Media is striped into 512MB fragments and each unit has a map of stripe allocation types where one type is no allocation and another type is bad stripe. It is envisioned that six out of 67 stripes perform parity functions and this is rotated in a procession across units. Each stripe has a bad sector map. For 1KB sectors, this requires 64KB. For 4KB sectors, this requires 16KB. If these sectors are bad, the stripe cannot be used. If the stripe map is bad, the unit cannot be used.
The remainder of sectors within a stripe are available to an application. However, applications may not be expecting raw, disjoint storage and therefore a standard contiguous mapping with redundancy may be utilized. The full-text search for the filing system utilizes a specialized database in which search terms are striped by length with attributes such as capitalization and accents. Conceptually, "House++" would be stored as HOUSE-15-10000-00000 where digits represent punctuation, capitalization and accented characters. Sequential entries would be compressed into fragments occupying 13 or 21 sequential sectors and would be split or reconciled as required.

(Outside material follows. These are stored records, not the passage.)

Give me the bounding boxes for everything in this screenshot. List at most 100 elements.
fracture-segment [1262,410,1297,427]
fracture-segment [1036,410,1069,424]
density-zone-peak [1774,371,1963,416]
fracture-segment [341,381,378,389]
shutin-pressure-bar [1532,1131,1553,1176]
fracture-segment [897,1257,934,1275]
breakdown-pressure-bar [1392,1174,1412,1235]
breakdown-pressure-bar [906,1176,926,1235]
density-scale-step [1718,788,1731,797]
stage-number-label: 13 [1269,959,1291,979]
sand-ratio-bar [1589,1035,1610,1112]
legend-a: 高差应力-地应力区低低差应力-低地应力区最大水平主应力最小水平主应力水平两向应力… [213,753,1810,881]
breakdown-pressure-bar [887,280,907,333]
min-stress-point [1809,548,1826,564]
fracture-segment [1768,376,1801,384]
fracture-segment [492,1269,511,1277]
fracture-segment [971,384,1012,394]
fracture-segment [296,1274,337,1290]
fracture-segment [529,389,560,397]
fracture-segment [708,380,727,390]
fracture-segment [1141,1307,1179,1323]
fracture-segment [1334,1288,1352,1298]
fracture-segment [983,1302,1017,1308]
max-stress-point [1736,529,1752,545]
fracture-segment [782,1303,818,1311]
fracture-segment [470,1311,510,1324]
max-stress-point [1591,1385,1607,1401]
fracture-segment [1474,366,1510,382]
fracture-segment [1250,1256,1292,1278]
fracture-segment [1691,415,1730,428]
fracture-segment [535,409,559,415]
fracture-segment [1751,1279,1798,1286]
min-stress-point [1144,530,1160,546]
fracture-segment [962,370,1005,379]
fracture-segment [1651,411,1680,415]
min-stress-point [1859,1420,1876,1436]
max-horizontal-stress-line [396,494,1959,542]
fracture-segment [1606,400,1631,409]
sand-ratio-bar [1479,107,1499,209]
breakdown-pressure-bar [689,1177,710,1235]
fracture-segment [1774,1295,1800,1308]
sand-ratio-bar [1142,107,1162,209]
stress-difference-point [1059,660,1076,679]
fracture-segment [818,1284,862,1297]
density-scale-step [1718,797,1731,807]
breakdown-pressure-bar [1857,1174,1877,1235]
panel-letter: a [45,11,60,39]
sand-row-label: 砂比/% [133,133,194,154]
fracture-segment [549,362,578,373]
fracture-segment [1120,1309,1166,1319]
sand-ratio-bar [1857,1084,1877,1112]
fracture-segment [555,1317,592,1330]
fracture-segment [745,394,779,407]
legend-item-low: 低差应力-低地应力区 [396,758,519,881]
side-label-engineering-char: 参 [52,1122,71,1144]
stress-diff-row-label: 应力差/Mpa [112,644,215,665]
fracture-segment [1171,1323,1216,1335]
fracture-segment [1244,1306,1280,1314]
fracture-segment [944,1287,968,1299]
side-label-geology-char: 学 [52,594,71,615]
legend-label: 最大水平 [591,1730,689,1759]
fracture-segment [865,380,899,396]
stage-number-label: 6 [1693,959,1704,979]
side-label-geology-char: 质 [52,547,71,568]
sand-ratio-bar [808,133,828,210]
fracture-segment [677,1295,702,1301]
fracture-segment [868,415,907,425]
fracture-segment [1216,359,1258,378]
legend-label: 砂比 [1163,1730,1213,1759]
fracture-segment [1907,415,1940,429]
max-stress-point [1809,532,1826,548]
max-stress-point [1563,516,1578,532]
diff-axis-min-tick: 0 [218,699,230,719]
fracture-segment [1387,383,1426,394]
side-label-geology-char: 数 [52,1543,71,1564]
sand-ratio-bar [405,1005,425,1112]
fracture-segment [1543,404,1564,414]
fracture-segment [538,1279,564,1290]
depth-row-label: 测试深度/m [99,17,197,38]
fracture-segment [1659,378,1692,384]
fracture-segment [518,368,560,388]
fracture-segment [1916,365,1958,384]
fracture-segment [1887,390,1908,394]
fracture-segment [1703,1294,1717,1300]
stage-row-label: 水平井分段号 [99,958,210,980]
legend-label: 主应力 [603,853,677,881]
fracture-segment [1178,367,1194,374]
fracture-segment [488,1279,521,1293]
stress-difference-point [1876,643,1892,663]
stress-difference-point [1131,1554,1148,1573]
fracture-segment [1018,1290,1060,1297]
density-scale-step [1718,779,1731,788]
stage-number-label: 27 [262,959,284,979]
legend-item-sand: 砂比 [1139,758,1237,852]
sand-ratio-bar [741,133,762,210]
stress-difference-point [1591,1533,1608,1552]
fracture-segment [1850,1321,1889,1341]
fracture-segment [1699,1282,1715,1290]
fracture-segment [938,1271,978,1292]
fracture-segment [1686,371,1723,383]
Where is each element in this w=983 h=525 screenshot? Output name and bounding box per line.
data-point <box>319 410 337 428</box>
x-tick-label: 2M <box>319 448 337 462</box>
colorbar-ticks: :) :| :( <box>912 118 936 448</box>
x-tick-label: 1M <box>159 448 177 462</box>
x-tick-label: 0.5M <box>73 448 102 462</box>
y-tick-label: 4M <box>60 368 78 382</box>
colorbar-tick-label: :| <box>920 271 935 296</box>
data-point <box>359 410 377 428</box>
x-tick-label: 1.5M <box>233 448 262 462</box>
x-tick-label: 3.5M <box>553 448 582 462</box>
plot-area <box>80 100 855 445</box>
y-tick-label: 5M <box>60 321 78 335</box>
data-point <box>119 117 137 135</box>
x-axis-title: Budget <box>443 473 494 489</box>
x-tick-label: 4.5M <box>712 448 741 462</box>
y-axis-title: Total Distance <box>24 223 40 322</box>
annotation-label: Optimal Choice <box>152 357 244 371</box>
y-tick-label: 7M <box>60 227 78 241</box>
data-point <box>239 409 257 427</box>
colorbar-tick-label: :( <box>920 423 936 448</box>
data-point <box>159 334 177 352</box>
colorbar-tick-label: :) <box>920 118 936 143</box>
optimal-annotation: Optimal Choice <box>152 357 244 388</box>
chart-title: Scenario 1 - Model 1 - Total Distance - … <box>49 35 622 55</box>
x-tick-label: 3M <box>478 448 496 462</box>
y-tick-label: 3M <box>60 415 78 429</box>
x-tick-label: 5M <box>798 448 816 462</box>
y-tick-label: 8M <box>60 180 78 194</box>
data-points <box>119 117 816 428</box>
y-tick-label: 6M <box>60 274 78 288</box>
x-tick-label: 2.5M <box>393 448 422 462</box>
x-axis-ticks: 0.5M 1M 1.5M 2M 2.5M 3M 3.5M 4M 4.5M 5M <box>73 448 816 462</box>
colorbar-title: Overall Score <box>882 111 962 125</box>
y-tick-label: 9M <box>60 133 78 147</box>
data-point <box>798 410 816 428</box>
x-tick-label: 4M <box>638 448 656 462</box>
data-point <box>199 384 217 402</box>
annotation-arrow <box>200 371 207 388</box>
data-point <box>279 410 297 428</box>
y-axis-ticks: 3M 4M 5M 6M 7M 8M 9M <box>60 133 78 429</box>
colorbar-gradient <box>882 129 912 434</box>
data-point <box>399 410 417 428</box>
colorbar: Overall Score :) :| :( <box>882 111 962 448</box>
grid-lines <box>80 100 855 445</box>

The general database storage requires three or more 512MB stripes per table. One or more stripes hold 13 sector fragments. One or more stripes hold 21 sector fragments. One or more stripes hold the index of fragments. All rows within a table are stored in N-dimensional Peano curve format and therefore the table is its own universal index. Sets of eight rows are bit transposed, Peano mixed and arithmetic compressed into one stream. If a fragment exceeds 13 sectors, it is placed into a 21 sector fragment. If a fragment exceeds 21 sectors, it is placed into two 13 sector fragments. All CHAR and VARCHAR fields which are longer than 13 bytes are stored in shadow tables which require their own 512MB stripes. Each definition of VARCHAR(255) requires several gigabytes of space. BLOB fields are stored in an unindexed Fibonacci filing system.
If you doubt the wisdom of chopping data so finely then please investigate the sort utility used in a previous project.